“Congress shall make no law respecting an establishment of religion, or prohibiting the free exercise thereof; or abridging the freedom of speech, or of the press; or the right of the people peaceably to assemble, and to petition the Government for a redress of grievances.” Article One enshrines the citizen’s toolkit for responsive government as the supreme law of the land. In a speech before the National Bar Association, Hon. Herbert Brownell, Jr. (Then Attorney General of the United States under President Dwight Eisenhower) said, “…when the press is free from censorship and suppression, it tends to assure the telling of the truth – an eternal bulwark against tyranny and dictatorship.”
A Question of Access
A journalist’s hands are tied without access to information about what the government is doing on behalf of its citizens. The Reporters Committee for Freedom of the Press finds that in the United States this access is grounded in the First Amendment’s free press provisions, Common Law, Federal Freedom of Information Act, and state open meeting laws.
Maryland Attorney General, Douglas F. Gansler writes that, “The public’s right to information about government activities lies at the heart of a democratic government.”
Maryland’s Public Information Act is comprehensive, allowing any person access to any public record. The Maryland Public Information Act Manual holds that “a person need not justify or explain a request to inspect records.” As in many areas of life, there are exceptions to the rule.

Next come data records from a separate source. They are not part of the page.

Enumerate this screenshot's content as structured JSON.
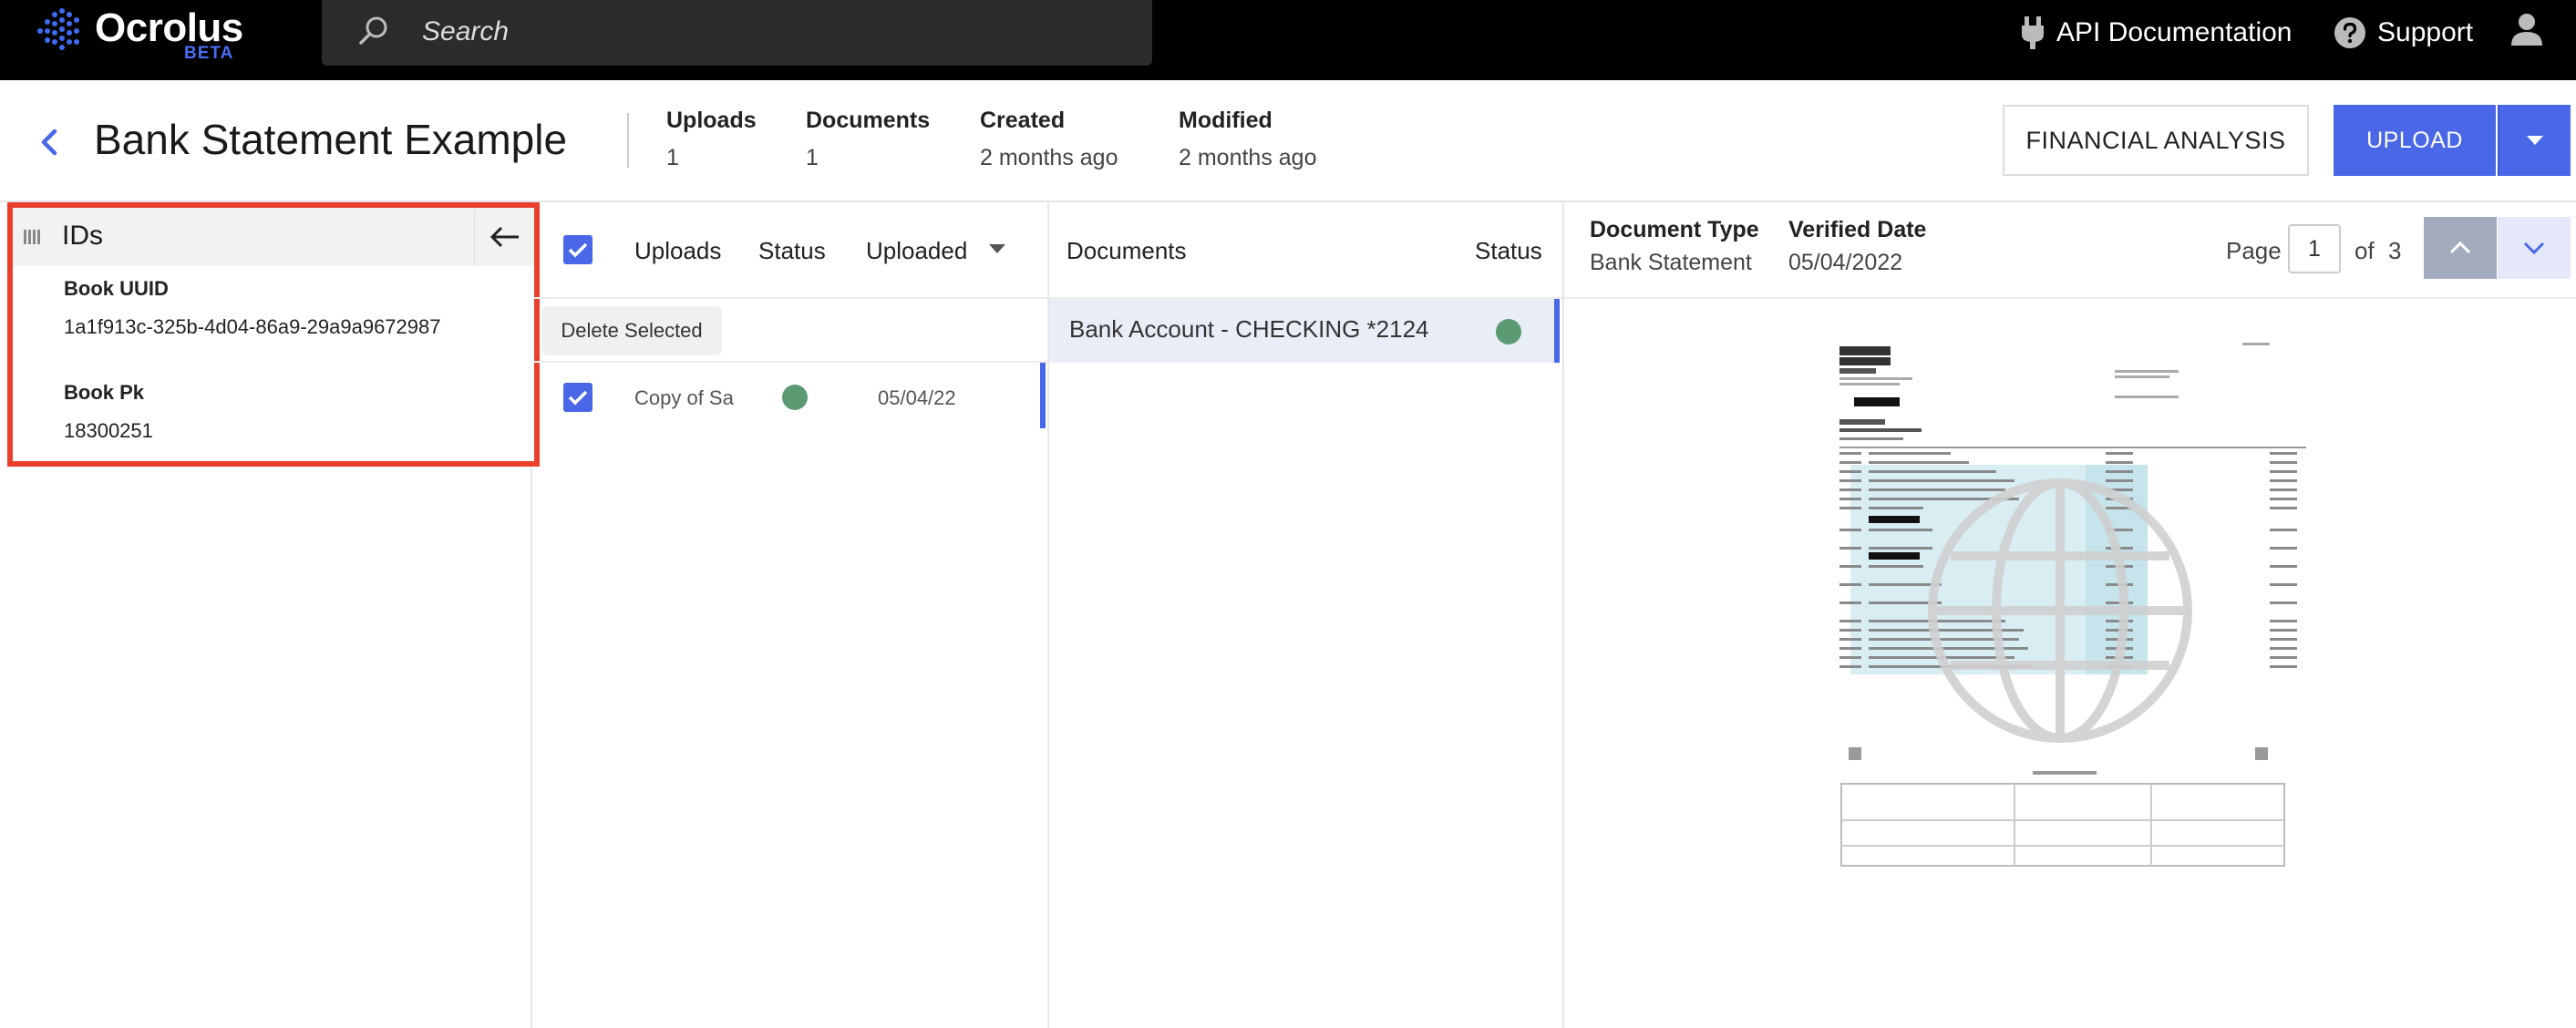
{
  "app": {
    "logo_text": "Ocrolus",
    "logo_badge": "BETA",
    "search_placeholder": "Search",
    "nav_api_docs": "API Documentation",
    "nav_support": "Support"
  },
  "header": {
    "title": "Bank Statement Example",
    "meta": [
      {
        "label": "Uploads",
        "value": "1"
      },
      {
        "label": "Documents",
        "value": "1"
      },
      {
        "label": "Created",
        "value": "2 months ago"
      },
      {
        "label": "Modified",
        "value": "2 months ago"
      }
    ],
    "financial_analysis_label": "FINANCIAL ANALYSIS",
    "upload_label": "UPLOAD"
  },
  "ids_panel": {
    "title": "IDs",
    "uuid_label": "Book UUID",
    "uuid_value": "1a1f913c-325b-4d04-86a9-29a9a9672987",
    "pk_label": "Book Pk",
    "pk_value": "18300251"
  },
  "uploads": {
    "columns": [
      "Uploads",
      "Status",
      "Uploaded"
    ],
    "delete_label": "Delete Selected",
    "rows": [
      {
        "name": "Copy of Sa",
        "status": "verified",
        "date": "05/04/22"
      }
    ]
  },
  "documents": {
    "columns": [
      "Documents",
      "Status"
    ],
    "rows": [
      {
        "name": "Bank Account - CHECKING *2124",
        "status": "verified"
      }
    ]
  },
  "viewer": {
    "doc_type_label": "Document Type",
    "doc_type_value": "Bank Statement",
    "verified_label": "Verified Date",
    "verified_value": "05/04/2022",
    "page_label": "Page",
    "page_current": "1",
    "page_of": "of",
    "page_total": "3"
  },
  "colors": {
    "accent": "#4a67e8",
    "status_green": "#5c9a74",
    "highlight_red": "#e8402c",
    "topbar": "#000000"
  }
}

Chapter 3 of the manual in addition to listing the exceptions provides that “these exceptions should be construed narrowly.”
The Maryland Open Meetings Act Manual establishes that the general rule is that if a public body is meeting and the subject matter is covered by the Open Meetings Act, the body must meet in open session.”
The Baltimore Development Corporation (BDC) is the development arm of city government. It provides contract “economic development services” to Baltimore City. The organization’s close relationship with the city is highlighted by its rank in returned search results for the term, “development” on the city’s website. It is number one.
The need for an outside development arm is subject to disagreement among reasonable people. A more pertinent question for citizens, journalists, and legislators to consider is one of open access.
In an email interview 11th District Baltimore City Councilman William Cole noted the importance of transparency by saying, “Any agency that is using public dollars should be subject to open meetings act requirements.” He has a court ruling to back him up. In a case involving condemnation under eminent domain The Washington Examiner reported that the Maryland Court of Appeals ruled, “papers and meetings of the Baltimore Development Corp. must be open to the public.”
Are Bloggers Journalists
Where do bloggers fit in this picture? Are they journalists or private citizens commenting on the affairs of the day? It depends on whom you ask.
The question commonly arises around shield laws. According to Bloggers Beware, a Harvard blog, “more than 30 states currently have shield laws that provide some protection to ‘journalists’.” Of concern to bloggers, however, is the definition of journalist. The article also says, “Many of these laws, however, are in need of updating as they limit their application only to individuals who have a professional affiliation with an established media entity or require “regular” employment as a journalist. Some even expressly exclude broadcast and electronic media.”
Maryland’s shield law is a case in point. According to a report at the Student Press Law Center, the state reformed its law to include supervised journalism students, but did not include bloggers in its definition. The report noted that Delegate Sandy Rosenberg(D) “said that he had tried in the past to introduce legislation that would protect bloggers with no success, but that pending Congress’ decision on a federal shield bill, he would consider making another attempt.”
Closer to home Councilman Cole responded when asked if he considered bloggers journalists, “No. Most of the “news” blogs are pure opinion pieces with little to no fact checking or research. That’s not to say that the bloggers aren’t well-intentioned or that traditional media doesn’t get it wrong sometimes, too. It’s just not fair to call the medium journalism. I’d say the exception might be places like baltimorebrew or the patch which does have some editorial control.”
Bloggers, what do you think, are you a journalist? What steps do bloggers need to take to increase our credibility in the media marketplace? Blog readers, what do you expect out of blog? Share your views.